Begitulah sunnatudda’wah yang dialami Rasul dan para sahabat dalam perjalanan mendakwahkan islam dahulu. Sunnatuttadaafu’ atau konfrontasi antara pejuang kebenaran dan pejuang kebathilan selamanya akan terus terjadi dimanapun dan kapanpun. Selama ada pejuang kebenaran disana, maka para pejuang kebathilan tidak akan tinggal diam, seribu macam cara akan mereka lakukan untuk melemahkan bahkan melumpuhkan siapa saja yang bersebrangan dengan keinginan mereka bahkan dengan ideologi mereka sekalipun. Perang badar memberikan pelajaran berharga akan pentingnya menyiapkan segala perbendaharaan dan persiapan yang berkaitan dengan perjuangan menegakkan al haq. Menyiapkan kekuatan ruhiyyah yang mumpuni menjadi syarat utama persiapan itu dilakukan. Latihan memanah, latihan memainkan pedang, latihan berkuda dan gulat menjadi bagian dari aktivitas kesehariaan para sahabat pada waktu itu. Dan sejarah membuktikan, setelah perang pertama usai, peperangan demi peperangan menghiasi kehidupan dakwah Rasulullah saw dan para sahabat. Keimanan yang kuat disertai kesungguhan mengejar kesyahidan menjadi kekuatan utama mereka menghadapi peperangan demi peperangan.

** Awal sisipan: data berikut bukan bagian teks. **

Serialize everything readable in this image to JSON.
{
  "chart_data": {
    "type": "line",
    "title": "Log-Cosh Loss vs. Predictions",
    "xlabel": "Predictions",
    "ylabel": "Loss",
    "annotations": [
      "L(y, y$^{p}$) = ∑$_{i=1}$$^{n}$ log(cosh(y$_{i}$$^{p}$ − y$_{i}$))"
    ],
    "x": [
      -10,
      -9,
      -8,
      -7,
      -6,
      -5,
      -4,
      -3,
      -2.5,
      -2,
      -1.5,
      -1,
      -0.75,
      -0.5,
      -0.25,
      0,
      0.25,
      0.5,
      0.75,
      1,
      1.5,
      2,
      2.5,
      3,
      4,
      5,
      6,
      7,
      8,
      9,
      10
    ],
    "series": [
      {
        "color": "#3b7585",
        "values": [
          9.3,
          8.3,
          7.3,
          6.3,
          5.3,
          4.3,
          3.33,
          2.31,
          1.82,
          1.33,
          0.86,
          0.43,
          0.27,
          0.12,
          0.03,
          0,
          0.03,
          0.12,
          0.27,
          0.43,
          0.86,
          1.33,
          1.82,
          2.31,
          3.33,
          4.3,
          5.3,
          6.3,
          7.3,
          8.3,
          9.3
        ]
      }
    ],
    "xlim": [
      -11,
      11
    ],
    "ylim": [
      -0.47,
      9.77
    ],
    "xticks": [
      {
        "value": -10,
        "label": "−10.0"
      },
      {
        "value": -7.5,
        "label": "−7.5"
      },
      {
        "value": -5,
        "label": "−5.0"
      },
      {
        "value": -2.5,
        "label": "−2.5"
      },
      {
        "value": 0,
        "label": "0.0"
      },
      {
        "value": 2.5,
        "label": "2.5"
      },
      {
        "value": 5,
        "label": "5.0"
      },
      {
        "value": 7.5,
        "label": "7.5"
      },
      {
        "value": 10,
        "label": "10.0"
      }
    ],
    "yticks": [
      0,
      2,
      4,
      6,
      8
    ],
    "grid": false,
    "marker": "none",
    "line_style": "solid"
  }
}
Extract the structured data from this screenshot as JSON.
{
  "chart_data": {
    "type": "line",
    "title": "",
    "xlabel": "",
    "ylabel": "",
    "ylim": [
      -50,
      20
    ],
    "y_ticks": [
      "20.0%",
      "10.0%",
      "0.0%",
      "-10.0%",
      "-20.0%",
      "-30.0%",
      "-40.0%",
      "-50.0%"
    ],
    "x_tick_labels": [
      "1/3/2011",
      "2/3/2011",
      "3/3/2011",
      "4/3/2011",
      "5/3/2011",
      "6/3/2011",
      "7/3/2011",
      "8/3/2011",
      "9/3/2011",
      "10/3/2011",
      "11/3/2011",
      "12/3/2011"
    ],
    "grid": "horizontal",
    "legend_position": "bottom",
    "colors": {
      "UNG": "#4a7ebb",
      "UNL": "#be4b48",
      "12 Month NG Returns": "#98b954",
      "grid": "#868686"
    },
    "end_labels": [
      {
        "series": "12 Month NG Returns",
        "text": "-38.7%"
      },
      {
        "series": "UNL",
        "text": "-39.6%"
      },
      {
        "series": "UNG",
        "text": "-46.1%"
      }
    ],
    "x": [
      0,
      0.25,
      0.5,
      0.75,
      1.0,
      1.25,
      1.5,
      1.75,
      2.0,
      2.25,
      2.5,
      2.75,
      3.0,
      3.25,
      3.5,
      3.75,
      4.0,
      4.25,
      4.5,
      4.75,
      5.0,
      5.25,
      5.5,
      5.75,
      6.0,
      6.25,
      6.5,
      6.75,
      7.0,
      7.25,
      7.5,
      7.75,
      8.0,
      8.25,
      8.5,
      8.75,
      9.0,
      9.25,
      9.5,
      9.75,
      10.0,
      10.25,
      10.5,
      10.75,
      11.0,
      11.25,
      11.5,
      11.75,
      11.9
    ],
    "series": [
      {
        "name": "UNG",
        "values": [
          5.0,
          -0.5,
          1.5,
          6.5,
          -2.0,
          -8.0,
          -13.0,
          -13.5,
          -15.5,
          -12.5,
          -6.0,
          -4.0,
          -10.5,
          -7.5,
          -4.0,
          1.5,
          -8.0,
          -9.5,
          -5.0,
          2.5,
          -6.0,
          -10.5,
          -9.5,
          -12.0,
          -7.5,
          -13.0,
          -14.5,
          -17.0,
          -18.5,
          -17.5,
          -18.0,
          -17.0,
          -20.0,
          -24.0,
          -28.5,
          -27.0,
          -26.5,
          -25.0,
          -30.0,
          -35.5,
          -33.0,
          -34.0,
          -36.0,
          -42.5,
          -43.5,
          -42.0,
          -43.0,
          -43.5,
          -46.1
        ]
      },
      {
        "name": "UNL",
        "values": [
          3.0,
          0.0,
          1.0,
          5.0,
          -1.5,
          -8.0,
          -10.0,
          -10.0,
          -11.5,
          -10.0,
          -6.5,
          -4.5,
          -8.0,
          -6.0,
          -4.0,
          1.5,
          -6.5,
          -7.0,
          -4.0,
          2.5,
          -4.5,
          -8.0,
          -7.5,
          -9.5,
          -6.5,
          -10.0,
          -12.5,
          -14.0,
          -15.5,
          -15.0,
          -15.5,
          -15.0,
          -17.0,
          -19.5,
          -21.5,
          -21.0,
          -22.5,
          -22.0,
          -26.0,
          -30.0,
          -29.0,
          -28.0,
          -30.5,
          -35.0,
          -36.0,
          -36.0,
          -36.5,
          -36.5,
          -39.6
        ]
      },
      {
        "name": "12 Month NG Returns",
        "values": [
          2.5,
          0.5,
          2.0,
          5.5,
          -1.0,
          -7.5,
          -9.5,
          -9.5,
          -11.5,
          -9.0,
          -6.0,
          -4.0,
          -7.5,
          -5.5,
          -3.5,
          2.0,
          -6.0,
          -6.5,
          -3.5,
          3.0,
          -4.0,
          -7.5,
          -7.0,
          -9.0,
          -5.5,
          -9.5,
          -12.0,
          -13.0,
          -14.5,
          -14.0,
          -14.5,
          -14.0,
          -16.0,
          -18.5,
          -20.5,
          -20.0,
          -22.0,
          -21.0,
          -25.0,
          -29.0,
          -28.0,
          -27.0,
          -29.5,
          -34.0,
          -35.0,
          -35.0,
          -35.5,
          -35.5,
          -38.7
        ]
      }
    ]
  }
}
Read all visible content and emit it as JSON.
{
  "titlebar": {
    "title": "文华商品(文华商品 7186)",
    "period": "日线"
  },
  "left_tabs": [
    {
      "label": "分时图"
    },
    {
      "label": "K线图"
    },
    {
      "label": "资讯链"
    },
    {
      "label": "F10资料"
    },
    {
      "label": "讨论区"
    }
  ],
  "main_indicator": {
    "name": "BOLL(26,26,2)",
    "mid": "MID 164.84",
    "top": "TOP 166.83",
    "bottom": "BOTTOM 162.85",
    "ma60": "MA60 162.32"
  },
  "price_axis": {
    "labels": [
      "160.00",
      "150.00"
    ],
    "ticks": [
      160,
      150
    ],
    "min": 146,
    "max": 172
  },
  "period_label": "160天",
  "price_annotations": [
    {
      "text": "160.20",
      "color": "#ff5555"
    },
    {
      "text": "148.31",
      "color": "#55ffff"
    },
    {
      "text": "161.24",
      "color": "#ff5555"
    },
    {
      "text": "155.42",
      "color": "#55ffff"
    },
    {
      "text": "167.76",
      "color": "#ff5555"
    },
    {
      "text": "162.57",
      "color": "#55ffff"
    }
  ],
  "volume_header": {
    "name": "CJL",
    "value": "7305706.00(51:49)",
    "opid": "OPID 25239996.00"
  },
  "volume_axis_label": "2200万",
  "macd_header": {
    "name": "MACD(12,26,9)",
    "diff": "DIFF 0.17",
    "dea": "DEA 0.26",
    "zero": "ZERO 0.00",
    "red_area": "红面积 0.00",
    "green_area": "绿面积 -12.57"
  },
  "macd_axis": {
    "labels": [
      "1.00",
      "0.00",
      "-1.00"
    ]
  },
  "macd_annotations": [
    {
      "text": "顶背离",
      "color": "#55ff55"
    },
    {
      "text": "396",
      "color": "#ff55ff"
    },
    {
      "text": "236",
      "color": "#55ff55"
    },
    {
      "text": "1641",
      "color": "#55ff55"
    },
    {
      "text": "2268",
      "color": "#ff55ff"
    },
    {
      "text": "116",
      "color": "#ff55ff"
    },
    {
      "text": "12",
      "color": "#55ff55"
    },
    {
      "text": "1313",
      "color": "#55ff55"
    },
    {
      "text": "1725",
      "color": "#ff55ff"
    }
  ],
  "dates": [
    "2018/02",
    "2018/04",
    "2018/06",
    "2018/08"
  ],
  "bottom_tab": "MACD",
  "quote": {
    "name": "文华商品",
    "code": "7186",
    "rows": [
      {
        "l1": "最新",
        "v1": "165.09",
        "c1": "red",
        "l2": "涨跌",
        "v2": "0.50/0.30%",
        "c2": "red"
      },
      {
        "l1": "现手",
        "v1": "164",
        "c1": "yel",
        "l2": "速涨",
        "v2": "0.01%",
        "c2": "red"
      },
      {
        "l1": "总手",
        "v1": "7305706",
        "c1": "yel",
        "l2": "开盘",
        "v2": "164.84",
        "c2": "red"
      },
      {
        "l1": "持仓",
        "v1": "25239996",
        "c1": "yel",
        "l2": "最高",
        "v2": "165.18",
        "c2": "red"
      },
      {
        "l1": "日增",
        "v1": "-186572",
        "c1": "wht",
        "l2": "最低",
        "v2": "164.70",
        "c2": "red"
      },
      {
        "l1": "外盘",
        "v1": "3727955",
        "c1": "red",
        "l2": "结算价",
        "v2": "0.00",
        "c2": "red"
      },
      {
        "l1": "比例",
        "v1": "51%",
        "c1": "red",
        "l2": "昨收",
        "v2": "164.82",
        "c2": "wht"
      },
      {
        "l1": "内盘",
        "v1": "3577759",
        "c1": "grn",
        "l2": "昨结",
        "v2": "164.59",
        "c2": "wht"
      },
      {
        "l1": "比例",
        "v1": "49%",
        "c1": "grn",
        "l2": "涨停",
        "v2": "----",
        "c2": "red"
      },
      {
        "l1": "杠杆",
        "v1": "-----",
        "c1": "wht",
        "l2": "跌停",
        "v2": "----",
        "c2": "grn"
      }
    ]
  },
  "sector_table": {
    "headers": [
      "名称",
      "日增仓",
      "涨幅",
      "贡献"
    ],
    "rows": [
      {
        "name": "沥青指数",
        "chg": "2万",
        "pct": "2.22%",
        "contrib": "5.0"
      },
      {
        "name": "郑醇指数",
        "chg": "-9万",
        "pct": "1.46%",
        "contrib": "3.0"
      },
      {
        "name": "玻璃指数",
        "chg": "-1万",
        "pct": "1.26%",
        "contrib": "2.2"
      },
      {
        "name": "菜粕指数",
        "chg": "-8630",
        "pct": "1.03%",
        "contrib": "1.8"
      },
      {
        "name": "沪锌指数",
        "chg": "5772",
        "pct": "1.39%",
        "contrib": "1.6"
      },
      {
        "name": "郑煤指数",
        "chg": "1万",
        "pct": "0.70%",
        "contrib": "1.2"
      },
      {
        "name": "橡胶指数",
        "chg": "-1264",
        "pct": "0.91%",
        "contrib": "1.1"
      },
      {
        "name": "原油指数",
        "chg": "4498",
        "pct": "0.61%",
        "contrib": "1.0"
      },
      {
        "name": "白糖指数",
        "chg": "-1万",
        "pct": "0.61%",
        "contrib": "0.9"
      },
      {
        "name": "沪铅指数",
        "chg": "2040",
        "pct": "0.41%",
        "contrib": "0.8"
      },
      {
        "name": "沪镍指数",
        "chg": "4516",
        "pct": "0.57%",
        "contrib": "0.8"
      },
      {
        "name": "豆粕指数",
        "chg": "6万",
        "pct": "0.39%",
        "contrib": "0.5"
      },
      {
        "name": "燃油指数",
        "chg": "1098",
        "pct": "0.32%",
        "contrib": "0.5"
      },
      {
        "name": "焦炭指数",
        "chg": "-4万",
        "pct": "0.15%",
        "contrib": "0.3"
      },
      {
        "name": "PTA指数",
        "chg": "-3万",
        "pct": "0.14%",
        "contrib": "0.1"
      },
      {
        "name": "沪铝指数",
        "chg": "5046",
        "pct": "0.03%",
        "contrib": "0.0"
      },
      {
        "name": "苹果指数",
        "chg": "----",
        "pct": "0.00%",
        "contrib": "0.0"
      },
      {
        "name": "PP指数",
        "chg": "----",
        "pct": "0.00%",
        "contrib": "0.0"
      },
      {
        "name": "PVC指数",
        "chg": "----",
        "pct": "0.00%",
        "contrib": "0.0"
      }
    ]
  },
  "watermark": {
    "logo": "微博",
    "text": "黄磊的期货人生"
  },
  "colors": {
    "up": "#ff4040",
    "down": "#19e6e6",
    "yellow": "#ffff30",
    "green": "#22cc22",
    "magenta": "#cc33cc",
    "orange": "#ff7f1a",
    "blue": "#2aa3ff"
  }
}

Faktor Terjadinya Perang Uhud
Dr. Ali Muhammad As-shollabi dalam kitabnya Ghazawaaturrasul, menyebutkan bahwa ada empat faktor utama yang melandasi terjadinya perang uhud.
Pertama: Faktor Agama
Alloh telah mengabarkan kepada kita dalam Al-Quran bahwa orang-orang musyrikin selalu menginfakkan hartanya untuk menghalangi kaum muslimin dari jalan Alloh, melancarkan serangan untuk melumpuhkan dakwah islam bahkan melakukan berbagai macam cara agar Islam dan kaum muslimin tidak maju dan berkembang. Alloh SWT berfirman:
“Sesungguhnya orang-orang kafir menafkahkan harta mereka untuk menghalangi (orang) dari jalan Alloh, mereka akan menafkahkan harta itu kemudian menjadi penyesalan bagi mereka dan mereka akan dikalahkan. Lalu ke neraka jahannamlah mereka akan dikumpulkan.” (QS.Al-Anfal: 36)
Kedua: Faktor Sosial
Kekalahan kaum musyrikin quraisy dalam perang badar dan terbunuhnya beberapa petinggi mereka memberikan dampak kehinaan dan aib yang besar bagi mereka. Abdullah bin Rabi’ah, Ikrimah bin Abi Jahal, Al-Harits bin Hisyam, Huwathib bin Abdul Uzza dan Shafwan bin Umayyah membujuk Abu Sufyan dan orang-orang Quraisy lainnya untuk menggunakan barang dagangan yang tersisa sepulangnya dari perang badar untuk dijadikan modal membalas dendam kematian para petinggi Quraisy di perang badar. Dengan lantang dan penuh semangat Abu Sufyan berkata dihadapan mereka: “Akulah orang pertama yang akan menyambut permintaan itu.”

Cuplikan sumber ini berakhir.